Estado regulamenta atendimento à população gays, travestis e transexuais no sistema prisional

O Governo do Paraná regulamentou parâmetros de atendimento à população gay, travesti e transexual (GTT) em privação de liberdade no sistema prisional. A regulamentação foi feita pelo Departamento Penitenciário do Paraná (Depen), neste mês. Elaborada com apoio de órgãos da execução penal, do Judiciário, do Ministério Público, da Defensoria Pública e da sociedade civil, a portaria atende parâmetros nacionais e internacionais de respeito aos direitos fundamentais.

Segundo a instrução normativa, devem ser respeitadas a identidade de gênero e a orientação sexual das pessoas dentro das unidades do sistema, sendo-lhes garantido tratamento isonômico, convívio social e o pleno exercício de direitos previstos na Lei de Execução Penal.

Estão garantidos, também, o uso do nome social, manutenção de cabelos e maquiagem, continuidade de tratamento hormonal, visita íntima e proibição a qualquer forma de discriminação por funcionários e visitantes. Serão separadas alas nas unidades femininas de Curitiba e do Interior para realizar esse atendimento – estão previstas pelo menos três unidades em polos regionais nos próximos meses.

O programa começou a ser implementado na Cadeia Pública de Rio Branco do Sul, na Região Metropolitana de Curitiba, para população GTT provisória (não sentenciada) ou definitiva, com vistas à preservação de segurança de sua integridade física, moral e psíquica.

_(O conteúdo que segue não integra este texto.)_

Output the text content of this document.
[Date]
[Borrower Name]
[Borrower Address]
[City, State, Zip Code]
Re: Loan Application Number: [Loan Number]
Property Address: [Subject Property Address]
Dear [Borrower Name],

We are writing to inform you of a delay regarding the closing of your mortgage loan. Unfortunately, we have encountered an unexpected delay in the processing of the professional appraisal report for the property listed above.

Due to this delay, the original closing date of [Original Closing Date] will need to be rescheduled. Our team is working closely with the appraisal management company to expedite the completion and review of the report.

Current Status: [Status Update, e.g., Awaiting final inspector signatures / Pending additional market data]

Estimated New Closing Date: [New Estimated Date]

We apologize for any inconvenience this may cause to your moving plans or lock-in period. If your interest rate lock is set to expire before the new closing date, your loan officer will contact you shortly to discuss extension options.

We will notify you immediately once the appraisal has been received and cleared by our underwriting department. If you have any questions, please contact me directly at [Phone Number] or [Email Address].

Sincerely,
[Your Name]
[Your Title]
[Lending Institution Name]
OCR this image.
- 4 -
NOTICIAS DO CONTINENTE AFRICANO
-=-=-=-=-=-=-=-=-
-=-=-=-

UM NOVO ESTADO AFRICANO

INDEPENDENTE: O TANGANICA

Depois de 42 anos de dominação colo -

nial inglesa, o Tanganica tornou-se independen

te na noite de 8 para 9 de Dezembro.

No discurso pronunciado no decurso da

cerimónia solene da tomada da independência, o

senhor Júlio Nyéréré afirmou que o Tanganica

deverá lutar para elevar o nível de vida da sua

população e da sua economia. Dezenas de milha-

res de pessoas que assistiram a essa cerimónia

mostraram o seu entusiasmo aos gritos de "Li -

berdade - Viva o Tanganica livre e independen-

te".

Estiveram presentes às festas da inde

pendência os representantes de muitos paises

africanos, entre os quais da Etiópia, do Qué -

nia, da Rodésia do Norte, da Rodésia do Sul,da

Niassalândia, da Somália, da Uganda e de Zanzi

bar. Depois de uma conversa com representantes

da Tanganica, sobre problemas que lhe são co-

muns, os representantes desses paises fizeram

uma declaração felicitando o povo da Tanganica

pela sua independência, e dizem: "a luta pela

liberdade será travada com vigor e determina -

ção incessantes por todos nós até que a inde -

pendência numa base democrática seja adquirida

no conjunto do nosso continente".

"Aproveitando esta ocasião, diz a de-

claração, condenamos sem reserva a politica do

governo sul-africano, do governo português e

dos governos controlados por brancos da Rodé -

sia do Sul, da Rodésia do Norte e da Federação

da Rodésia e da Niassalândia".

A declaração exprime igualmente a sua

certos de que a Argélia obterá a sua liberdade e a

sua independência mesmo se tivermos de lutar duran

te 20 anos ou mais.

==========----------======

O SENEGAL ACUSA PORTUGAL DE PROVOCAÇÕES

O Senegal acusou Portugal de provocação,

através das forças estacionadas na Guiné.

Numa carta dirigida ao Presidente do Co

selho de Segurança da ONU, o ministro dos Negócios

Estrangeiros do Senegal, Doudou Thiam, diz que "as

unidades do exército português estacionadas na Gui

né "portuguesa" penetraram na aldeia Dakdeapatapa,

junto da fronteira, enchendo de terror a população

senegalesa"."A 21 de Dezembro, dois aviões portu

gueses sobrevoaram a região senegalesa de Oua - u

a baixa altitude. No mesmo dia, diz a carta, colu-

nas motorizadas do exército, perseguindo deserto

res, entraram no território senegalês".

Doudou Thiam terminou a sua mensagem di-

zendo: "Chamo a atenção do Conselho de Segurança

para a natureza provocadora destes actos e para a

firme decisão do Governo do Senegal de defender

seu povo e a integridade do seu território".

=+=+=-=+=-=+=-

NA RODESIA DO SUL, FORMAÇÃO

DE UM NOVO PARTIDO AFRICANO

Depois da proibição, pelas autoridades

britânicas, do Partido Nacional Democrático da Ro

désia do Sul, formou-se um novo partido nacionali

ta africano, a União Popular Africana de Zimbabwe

Atualmente, a unidade abriga dez presos e presas com esse perfil.

O diretor-geral do Depen, Francisco Caricati, disse que a portaria é um marco no País e responde a necessidade de proteger qualquer tipo de vulnerabilidade em razão da identidade de gênero ou orientação sexual. “Antes a população GTT ficava dentro das unidades masculinas, sujeitas a qualquer tipo de violência. Nós construímos essa regulamentação a partir de uma conversa muito franca com os órgãos de Justiça e as instituições que defendem os direitos dessa população. Agora, a separação garante o tratamento penal adequado”, afirmou.

IMPORTANTE 

Rafaelly Wiest, presidente do Transgrupo Marcela Prado, uma das instituições envolvidas no grupo de trabalho que respaldou o documento, explicou que a iniciativa atende uma decisão do ministro Roberto Barroso, do Supremo Tribunal Federal (STF), que determinou a transferência da população trans para unidades femininas, e ainda o Pacto Nacional de Enfrentamento à LGBTfobia, do qual o Paraná é signatário.

“É uma portaria extremamente importante porque confere segurança a essas pessoas dentro do sistema penitenciário. É um ato de respeito”, disse. Wiest complementou que a intenção é de que a separação não seja compulsória, mas que respeite a autodeclaração da pessoa custodiada.

COMO VAI FUNCIONAR 

Nas unidades penais destinadas ao acolhimento da população GTT serão oferecidos espaços específicos de convivência e celas destinadas exclusivamente para as pessoas transgêneros, com objetivo de resguardar todos os seus direitos. Os diretores dessas unidades deverão realizar planos de ação de acolhimento e atendimento.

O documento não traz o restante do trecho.